Gli influencer della maschiosfera raggiungono anche i più giovani, che imparano velocemente a odiare le femmine. La radicalizzazione è avvenuta durante i lockdown, quando questi ragazzini, chiusi in casa, passavano il tempo su internet e siti pornografici. Tutta la sottocultura rap diffonde il messaggio che le femmine debbano essere oggetti sessuali con pochi diritti.

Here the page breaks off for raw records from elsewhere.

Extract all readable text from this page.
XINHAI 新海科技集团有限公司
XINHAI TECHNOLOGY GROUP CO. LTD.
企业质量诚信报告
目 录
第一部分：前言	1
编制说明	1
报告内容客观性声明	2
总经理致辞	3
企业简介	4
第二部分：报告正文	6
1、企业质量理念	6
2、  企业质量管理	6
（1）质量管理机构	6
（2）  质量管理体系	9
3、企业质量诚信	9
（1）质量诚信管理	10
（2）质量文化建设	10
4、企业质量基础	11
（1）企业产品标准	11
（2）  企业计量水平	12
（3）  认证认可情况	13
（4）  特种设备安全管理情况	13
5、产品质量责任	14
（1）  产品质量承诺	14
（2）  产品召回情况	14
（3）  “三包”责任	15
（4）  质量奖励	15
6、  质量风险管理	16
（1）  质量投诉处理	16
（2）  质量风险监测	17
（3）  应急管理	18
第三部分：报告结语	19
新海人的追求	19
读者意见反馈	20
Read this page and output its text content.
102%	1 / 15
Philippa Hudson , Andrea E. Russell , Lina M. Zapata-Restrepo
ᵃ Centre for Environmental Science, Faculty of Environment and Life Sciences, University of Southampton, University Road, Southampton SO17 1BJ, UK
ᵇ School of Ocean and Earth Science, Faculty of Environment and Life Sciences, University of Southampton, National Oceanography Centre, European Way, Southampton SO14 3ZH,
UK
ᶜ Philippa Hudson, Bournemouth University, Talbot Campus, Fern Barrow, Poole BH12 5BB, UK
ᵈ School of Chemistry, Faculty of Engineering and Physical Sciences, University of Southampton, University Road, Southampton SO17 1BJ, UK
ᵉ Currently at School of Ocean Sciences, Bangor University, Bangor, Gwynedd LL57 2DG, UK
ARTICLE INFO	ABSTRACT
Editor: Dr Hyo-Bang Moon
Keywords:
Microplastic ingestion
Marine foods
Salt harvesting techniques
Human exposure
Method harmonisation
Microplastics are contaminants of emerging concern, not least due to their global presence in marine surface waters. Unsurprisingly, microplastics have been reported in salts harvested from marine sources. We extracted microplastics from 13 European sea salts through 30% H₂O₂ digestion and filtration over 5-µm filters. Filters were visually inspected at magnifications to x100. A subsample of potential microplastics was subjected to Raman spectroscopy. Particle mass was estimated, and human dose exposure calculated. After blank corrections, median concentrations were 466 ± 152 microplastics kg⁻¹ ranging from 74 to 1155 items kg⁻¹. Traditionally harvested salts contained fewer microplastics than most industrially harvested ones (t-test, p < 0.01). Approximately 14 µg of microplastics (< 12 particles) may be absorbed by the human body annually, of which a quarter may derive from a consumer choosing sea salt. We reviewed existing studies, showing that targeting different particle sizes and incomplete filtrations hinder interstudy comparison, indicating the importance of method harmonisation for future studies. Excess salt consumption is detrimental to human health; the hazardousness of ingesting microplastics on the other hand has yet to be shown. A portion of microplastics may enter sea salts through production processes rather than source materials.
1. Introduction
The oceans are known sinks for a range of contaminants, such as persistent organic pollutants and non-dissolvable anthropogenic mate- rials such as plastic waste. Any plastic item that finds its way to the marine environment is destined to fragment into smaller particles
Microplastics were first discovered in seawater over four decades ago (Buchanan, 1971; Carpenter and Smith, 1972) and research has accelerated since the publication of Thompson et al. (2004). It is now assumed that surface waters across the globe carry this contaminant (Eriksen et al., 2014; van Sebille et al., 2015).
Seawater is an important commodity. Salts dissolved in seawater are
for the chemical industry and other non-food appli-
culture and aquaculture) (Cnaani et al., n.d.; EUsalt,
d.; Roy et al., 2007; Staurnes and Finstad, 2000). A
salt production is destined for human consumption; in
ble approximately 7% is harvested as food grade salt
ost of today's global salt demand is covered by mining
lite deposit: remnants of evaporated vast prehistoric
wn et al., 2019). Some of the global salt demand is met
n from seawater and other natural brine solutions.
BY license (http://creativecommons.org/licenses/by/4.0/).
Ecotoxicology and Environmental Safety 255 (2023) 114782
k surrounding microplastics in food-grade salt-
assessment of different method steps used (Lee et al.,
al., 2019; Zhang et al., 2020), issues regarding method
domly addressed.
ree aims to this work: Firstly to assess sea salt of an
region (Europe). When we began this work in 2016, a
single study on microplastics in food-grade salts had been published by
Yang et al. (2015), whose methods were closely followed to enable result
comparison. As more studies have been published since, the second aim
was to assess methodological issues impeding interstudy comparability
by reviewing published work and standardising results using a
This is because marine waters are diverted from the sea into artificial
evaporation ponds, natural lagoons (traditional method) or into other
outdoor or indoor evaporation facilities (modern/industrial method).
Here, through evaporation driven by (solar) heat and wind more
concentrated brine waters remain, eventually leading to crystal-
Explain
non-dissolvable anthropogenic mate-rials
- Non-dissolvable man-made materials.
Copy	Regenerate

In ogni caso, senza bisogno di scomodare la maschiosfera, il sessismo è la norma. Quando l’ex presidente del Consiglio Romano Prodi canzona prepotentemente una giornalista per una domanda sul Manifesto di Ventotene, le tira i capelli, poi si giustifica dicendo: «Il gesto che ho compiuto appartiene a una mia gestualità familiare», dimostra quanto sia normale considerare le donne esseri inferiori.
Non solo Prodi, ma quasi tutti gli uomini da sempre esercitano “mansplaining”, quel parlarci sopra, pretendendo di essere detentori della conoscenza e dandoci spiegazioni non necessarie.
La scrittrice americana Rebecca Solnit racconta che, durante una festa, un uomo imponente e molto ricco le si avvicinò dicendo: «Ho sentito dire che ha scritto un paio di libri». E, con lo stesso tono di chi incoraggia una bambina a raccontargli come vanno le lezioni di flauto, le chiese: «Di che cosa parlano?» Poi, senza ascoltarla, cominciò a pontificare su un libro molto importante. Peccato che l’autrice del volume, che il tizio le stava spiegando dopo aver letto solo una recensione, fosse lei: Solnit. Le donne conoscono bene quella presunzione degli uomini che ci riduce al silenzio, facendoci dubitare di noi, mentre rafforza nei maschi un’abnorme fiducia in se stessi.